Il conto corrente è diventato uno strumento praticamente indispensabile: aprendone uno è possibile depositare i propri risparmi in banca ed usufruire di una serie più o meno lunga di servizi; decidere a quale banca affidarsi e scegliere il prodotto migliore per le nostre esigenze per non è sempre facile visto l’enorme numero di opzioni disponibili, quindi bisogna capire cosa guardare quando si mettono i conti correnti a confronto.

Come mettere i conti correnti a confronto

Proprio il confronto tra le diverse alternative è la prima cosa che si dovrebbe fare quando si decide di aprire un conto corrente. Si possono chiedere informazioni agli sportelli dei vari istituti, ma è decisamente più comodo sfruttare il web: tra i portali comparatori e i siti ufficiali delle banche è possibile ottenere tutte le informazioni che permettono di fare un paragone immediato. I siti comparatori permettono anche di fare delle ricerche personalizzate in modo da ottenere dei preventivi specifici per le esigenze del consumatore, che può indicare ad esempio il numero delle operazioni che presumibilmente farà in un anno, l’ipotetico saldo medio, il canale preferito (online, filiale, entrambi) e così via.

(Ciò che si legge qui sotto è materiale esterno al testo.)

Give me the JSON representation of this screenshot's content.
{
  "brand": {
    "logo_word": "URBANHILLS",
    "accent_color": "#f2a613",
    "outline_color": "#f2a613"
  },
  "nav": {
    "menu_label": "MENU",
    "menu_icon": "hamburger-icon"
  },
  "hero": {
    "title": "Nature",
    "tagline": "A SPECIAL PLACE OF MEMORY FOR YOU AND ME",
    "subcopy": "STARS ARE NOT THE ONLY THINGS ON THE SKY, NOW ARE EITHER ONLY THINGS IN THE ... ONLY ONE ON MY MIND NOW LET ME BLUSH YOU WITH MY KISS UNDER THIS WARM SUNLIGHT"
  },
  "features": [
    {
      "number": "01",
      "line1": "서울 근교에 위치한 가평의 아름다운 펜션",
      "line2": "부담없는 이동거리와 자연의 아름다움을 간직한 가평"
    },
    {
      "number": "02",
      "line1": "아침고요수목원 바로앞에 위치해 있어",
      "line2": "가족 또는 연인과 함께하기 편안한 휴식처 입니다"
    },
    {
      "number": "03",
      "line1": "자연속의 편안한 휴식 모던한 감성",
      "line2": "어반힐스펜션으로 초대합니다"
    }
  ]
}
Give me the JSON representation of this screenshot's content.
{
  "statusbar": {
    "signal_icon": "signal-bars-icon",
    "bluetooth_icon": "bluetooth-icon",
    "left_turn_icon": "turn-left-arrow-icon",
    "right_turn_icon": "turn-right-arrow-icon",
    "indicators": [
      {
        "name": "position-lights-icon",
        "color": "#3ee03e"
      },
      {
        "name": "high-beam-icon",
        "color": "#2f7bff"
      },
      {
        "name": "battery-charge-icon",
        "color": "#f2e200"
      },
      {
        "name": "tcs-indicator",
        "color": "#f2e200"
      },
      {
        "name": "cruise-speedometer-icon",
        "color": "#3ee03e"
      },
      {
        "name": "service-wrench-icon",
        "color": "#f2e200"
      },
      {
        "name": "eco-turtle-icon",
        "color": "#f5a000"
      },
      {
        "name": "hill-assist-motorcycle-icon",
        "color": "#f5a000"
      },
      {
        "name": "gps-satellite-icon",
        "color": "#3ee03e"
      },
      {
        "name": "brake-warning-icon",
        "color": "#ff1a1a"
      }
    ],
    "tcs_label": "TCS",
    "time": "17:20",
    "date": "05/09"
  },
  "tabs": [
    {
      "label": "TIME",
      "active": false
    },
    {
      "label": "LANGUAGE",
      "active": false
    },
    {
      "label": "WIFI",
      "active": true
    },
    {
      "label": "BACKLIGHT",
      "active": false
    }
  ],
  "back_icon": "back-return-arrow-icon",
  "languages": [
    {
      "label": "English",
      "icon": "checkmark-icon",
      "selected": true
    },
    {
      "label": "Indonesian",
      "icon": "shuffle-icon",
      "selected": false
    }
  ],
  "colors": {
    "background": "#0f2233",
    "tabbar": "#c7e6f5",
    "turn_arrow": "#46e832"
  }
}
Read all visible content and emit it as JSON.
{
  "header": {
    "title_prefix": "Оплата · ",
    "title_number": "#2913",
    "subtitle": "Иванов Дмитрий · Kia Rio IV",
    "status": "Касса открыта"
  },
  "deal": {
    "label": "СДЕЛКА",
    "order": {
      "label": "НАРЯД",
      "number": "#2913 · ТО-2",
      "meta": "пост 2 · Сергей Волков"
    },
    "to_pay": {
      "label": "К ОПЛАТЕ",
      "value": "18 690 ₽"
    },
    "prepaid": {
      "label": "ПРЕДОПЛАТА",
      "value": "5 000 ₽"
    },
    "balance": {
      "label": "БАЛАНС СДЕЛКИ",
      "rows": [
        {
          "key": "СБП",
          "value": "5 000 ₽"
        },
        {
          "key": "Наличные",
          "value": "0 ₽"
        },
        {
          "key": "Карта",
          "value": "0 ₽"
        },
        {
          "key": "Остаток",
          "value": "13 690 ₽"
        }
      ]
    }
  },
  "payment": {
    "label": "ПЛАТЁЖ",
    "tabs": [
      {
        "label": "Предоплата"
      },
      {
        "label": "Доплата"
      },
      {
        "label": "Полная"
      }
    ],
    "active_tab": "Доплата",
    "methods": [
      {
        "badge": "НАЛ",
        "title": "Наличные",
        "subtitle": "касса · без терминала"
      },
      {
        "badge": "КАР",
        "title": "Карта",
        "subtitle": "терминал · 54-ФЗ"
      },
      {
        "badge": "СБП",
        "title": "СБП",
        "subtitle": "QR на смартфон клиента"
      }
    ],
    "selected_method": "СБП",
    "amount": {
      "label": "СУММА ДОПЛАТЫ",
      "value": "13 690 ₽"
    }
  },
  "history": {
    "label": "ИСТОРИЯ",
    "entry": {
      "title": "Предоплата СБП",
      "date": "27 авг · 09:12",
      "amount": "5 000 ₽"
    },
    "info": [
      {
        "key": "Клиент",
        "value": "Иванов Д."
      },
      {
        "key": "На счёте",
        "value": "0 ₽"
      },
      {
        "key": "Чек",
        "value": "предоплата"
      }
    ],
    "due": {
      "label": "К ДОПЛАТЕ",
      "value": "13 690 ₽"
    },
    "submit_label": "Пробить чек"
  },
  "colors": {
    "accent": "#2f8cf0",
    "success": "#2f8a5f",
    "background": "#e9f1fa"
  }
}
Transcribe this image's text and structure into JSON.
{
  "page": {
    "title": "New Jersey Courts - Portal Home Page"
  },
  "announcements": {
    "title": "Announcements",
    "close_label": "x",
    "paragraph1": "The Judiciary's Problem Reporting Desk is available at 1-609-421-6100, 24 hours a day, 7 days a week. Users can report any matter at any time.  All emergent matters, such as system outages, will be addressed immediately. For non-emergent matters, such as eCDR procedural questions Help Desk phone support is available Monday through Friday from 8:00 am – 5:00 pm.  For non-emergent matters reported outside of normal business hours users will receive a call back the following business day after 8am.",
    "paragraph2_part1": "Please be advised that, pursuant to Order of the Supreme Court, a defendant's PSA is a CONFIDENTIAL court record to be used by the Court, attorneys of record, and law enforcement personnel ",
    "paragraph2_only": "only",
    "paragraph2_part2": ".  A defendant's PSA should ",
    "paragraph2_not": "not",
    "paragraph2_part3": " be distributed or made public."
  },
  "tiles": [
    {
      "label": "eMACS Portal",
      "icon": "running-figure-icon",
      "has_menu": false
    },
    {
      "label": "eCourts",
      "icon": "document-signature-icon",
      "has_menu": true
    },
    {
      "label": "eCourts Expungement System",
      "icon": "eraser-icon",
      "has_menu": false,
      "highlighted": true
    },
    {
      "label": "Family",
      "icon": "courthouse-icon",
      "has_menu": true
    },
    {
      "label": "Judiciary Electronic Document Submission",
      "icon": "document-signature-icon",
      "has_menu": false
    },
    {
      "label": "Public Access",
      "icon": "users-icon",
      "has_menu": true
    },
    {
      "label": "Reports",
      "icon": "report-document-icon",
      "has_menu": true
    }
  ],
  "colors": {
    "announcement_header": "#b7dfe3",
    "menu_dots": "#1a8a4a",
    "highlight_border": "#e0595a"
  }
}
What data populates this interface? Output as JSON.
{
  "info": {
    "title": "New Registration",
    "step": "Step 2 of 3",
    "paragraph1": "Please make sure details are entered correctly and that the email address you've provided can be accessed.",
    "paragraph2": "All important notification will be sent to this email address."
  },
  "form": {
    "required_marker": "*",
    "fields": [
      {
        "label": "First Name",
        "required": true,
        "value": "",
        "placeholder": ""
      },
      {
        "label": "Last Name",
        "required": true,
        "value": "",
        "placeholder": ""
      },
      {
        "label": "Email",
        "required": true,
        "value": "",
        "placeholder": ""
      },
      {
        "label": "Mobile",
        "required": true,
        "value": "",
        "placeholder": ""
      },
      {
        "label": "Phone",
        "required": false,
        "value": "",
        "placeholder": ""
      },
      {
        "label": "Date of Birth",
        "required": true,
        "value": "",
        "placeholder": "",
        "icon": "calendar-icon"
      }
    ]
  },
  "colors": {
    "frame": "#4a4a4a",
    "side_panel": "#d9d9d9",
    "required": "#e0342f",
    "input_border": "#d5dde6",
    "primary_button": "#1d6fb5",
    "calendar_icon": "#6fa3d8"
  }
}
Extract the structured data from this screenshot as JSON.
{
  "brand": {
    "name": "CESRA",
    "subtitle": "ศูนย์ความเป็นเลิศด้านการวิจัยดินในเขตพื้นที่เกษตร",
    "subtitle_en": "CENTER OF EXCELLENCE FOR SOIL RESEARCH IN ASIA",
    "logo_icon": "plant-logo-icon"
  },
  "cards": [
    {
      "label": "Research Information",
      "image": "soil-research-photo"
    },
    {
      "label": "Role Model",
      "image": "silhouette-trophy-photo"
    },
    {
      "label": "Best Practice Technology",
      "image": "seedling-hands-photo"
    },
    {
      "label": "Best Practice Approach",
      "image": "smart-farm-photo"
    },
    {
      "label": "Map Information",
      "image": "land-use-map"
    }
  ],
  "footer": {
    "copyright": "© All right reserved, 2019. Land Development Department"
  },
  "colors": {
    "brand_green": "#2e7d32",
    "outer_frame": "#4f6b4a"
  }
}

Cosa guardare per scegliere la soluzione migliore

Quando si mettono i conti a correnti a confronto la voce che si controlla con più attenzione è quella relativa ai costi: questo aspetto vale anche per i conti a zero spese, definiti in questo modo perché non prevedono spese fisse come il canone e costi variabili come quelli legate alle operazioni tradizionali (bonifici, prelievi e cose del genere); bisogna comunque stare attenti alle condizioni e ai servizi offerti: ad esempio alcune banche permettono di fare solo un numero predefinito di operazioni gratuite.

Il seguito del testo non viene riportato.